Corria o mês de agosto de 1913 quando a expedição liderada pelo geógrafo e bibliotecário alemão Hans Praesent chegava ao cimo do Pico de Urbión. Uma fotografia instantânea tirada a 2228 m de altitude imortalizava a façanha. O cão de caça de um dos habitantes locais acompanhou-os durante todo o percurso.
Sem largar a sua máquina fotográfica, o geógrafo alemão fotografou a Laguna de Urbión e do horizonte por detrás do desfiladeiro. Essas imagens transportam-nos, atualmente, para uma paisagem a preto e branco, na qual o rio Douro abre caminho pouco depois de nascer.
Hans Praesent não foi o primeiro a documentar graficamente a subida até à nascente do Douro. No início do século XX, os irmãos Baroja aventuraram-se a subir, abrindo caminho através da neve, do nevoeiro e de um vento glaciar, tal como refletido nas gravuras que tão magistralmente desenhou Ricardo Baroja. O seu irmão Pío narrou-o no diário El Imparcial, entre 1901 e 1902, altura em que tinham apenas trinta anos. Voltou a recordá-lo mais tarde, na segunda parte das suas Memórias de um homem de ação: El Escuadrón del Brigante [O Esquadrão do Bandido] (1913).
«Caminhámos com grande dificuldade pela encosta de um monte. À medida que avançávamos, chegámos ao cume da ravina onde nasce o Douro.
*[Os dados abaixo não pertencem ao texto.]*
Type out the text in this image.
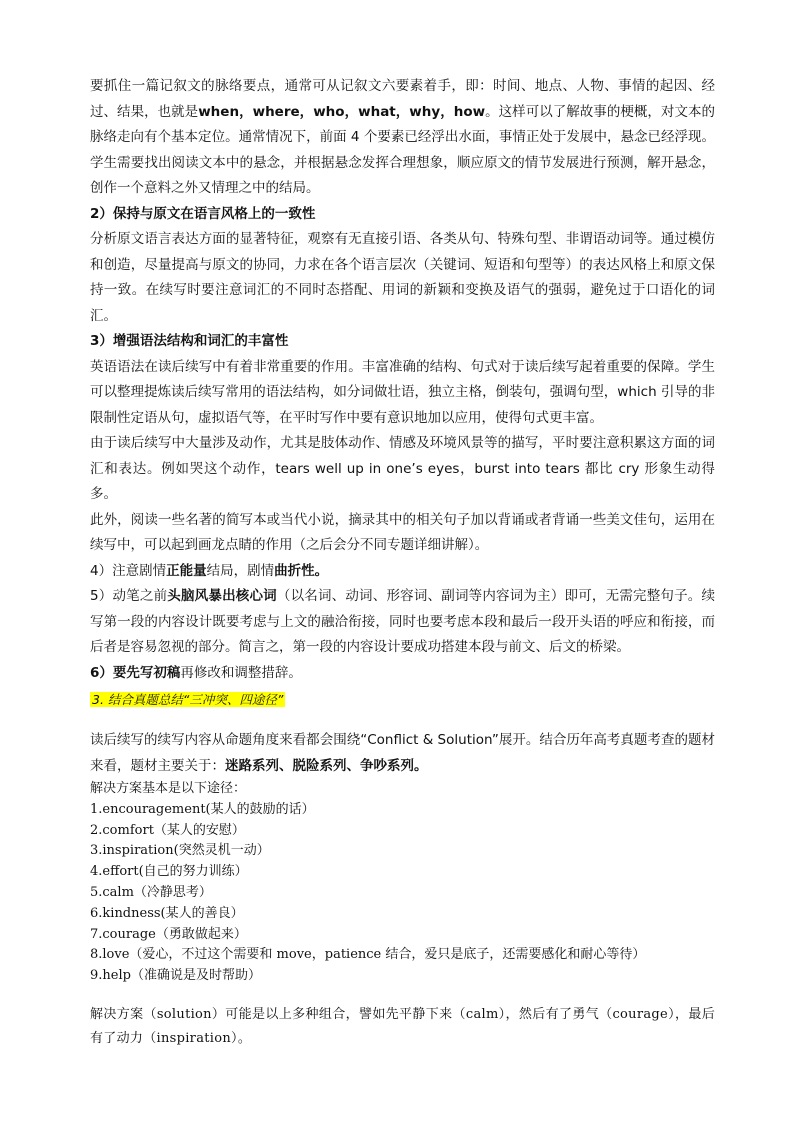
要抓住一篇记叙文的脉络要点，通常可从记叙文六要素着手，即：时间、地点、人物、事情的起因、经过、结果，也就是when，where，who，what，why，how。这样可以了解故事的梗概，对文本的脉络走向有个基本定位。通常情况下，前面 4 个要素已经浮出水面，事情正处于发展中，悬念已经浮现。学生需要找出阅读文本中的悬念，并根据悬念发挥合理想象，顺应原文的情节发展进行预测，解开悬念，创作一个意料之外又情理之中的结局。

2）保持与原文在语言风格上的一致性

分析原文语言表达方面的显著特征，观察有无直接引语、各类从句、特殊句型、非谓语动词等。通过模仿和创造，尽量提高与原文的协同，力求在各个语言层次（关键词、短语和句型等）的表达风格上和原文保持一致。在续写时要注意词汇的不同时态搭配、用词的新颖和变换及语气的强弱，避免过于口语化的词汇。

3）增强语法结构和词汇的丰富性

英语语法在读后续写中有着非常重要的作用。丰富准确的结构、句式对于读后续写起着重要的保障。学生可以整理提炼读后续写常用的语法结构，如分词做壮语，独立主格，倒装句，强调句型，which 引导的非限制性定语从句，虚拟语气等，在平时写作中要有意识地加以应用，使得句式更丰富。

由于读后续写中大量涉及动作，尤其是肢体动作、情感及环境风景等的描写，平时要注意积累这方面的词汇和表达。例如哭这个动作，tears well up in one’s eyes，burst into tears 都比 cry 形象生动得多。

此外，阅读一些名著的简写本或当代小说，摘录其中的相关句子加以背诵或者背诵一些美文佳句，运用在续写中，可以起到画龙点睛的作用（之后会分不同专题详细讲解）。

4）注意剧情正能量结局，剧情曲折性。

5）动笔之前头脑风暴出核心词（以名词、动词、形容词、副词等内容词为主）即可，无需完整句子。续写第一段的内容设计既要考虑与上文的融洽衔接，同时也要考虑本段和最后一段开头语的呼应和衔接，而后者是容易忽视的部分。简言之，第一段的内容设计要成功搭建本段与前文、后文的桥梁。

6）要先写初稿再修改和调整措辞。

3. 结合真题总结“三冲突、四途径”

读后续写的续写内容从命题角度来看都会围绕“Conflict & Solution”展开。结合历年高考真题考查的题材来看，题材主要关于：迷路系列、脱险系列、争吵系列。

解决方案基本是以下途径：

1.encouragement(某人的鼓励的话）
2.comfort（某人的安慰）
3.inspiration(突然灵机一动）
4.effort(自己的努力训练）
5.calm（冷静思考）
6.kindness(某人的善良）
7.courage（勇敢做起来）
8.love（爱心，不过这个需要和 move，patience 结合，爱只是底子，还需要感化和耐心等待）
9.help（准确说是及时帮助）

解决方案（solution）可能是以上多种组合，譬如先平静下来（calm），然后有了勇气（courage），最后有了动力（inspiration）。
A partir do ponto elevado em que nos encontrávamos, avistávamos duas lagoas: a Negra e a Gelada; a Gelada apenas se distinguia por estar coberta de neve; a lagoa Negra, em contrapartida, no meio da ravina, parecia uma mancha de tinta redonda num papel branco».
Pío Baroja
El escuadrón del Brigante [O Esquadrão do Bandido]
1913
Acompanhados pelo escritor hispano-helvético Paul Schmitz e por um par de guardas civis, Ricardo e Pío Baroja almoçaram no cume do Urbión:
«Comemos no pico do Urbión; à tarde, descemos à nossa caverna, dormimos nela e, no dia seguinte, preparámo-nos para a caminhada. Untámos as botas com gordura de cavalo e, com as mantas, fizemos tiras para envolvermos as pernas. Parecíamos esquimós».
Pío Baroja
El escuadrón del Brigante [O Esquadrão do Bandido]
1913
São várias as lagoas que coroam o ponto de encontro de duas províncias no cume dos Picos de Urbión. A Lagoa de Urbión, em La Rioja, e, na província de Sória, a Lagoa Negra e a Lagoa Gelada; ligeiramente mais afastadas estão também a Lagoa Larga e a Culebra. Situadas a mais de dois mil metros de altitude, estas lagoas guardam o rio Douro nos seus primeiros pulsares. São a prova de sobrevivência de um círculo hidrológico que, no seu curso, será alimentado em ambas as margens por dezenas de afluentes até se tornar na maior bacia hidrográfica da Península Ibérica.
A pujança daquela paisagem também não deixou indiferente Antonio Machado, o insigne poeta transformou-a em terras míticas, as terras de Alvargonzález.
«Sou um homem extraordinariamente sensível ao lugar em que vivo. A geografia, as tradições, os costumes das populações por onde passo, impressionam-me profundamente e deixam a sua marca no meu espírito».
Antonio Machado
La Voz de España
1930
É na Lagoa Negra que Machado encontra o cenário perfeito para o seu drama dos Alvargonzález. São extensas as horas em que não recebe luz direta. Trata-se de um lugar, nas palavras de Machado, onde o eco dorme, onde envolve:
«Chegaram os assassinos / da Lagoa Negra, / água transparente e silenciosa / que a enorme muralha de pedra, / onde os abutres se aninham / e o eco dorme, envolve; / água límpida onde bebem / as águias da serra, / onde o javali montês / e o cervo e o corço matam a sede; / água pura e silenciosa / que copia coisas eternas; / água impassível que guarda / no seu seio as estrelas. / Pai! gritaram; ao fundo / da lagoa serena / caíram, e o eco, pai! / se repetiu de pena em pena».
Antonio Machado
La tierra de Alvargonzález [A terra de Alvargonzález]
Romance de 712 versos. Mundial Magazine em 1912 e em Campos de Castilla, 1912.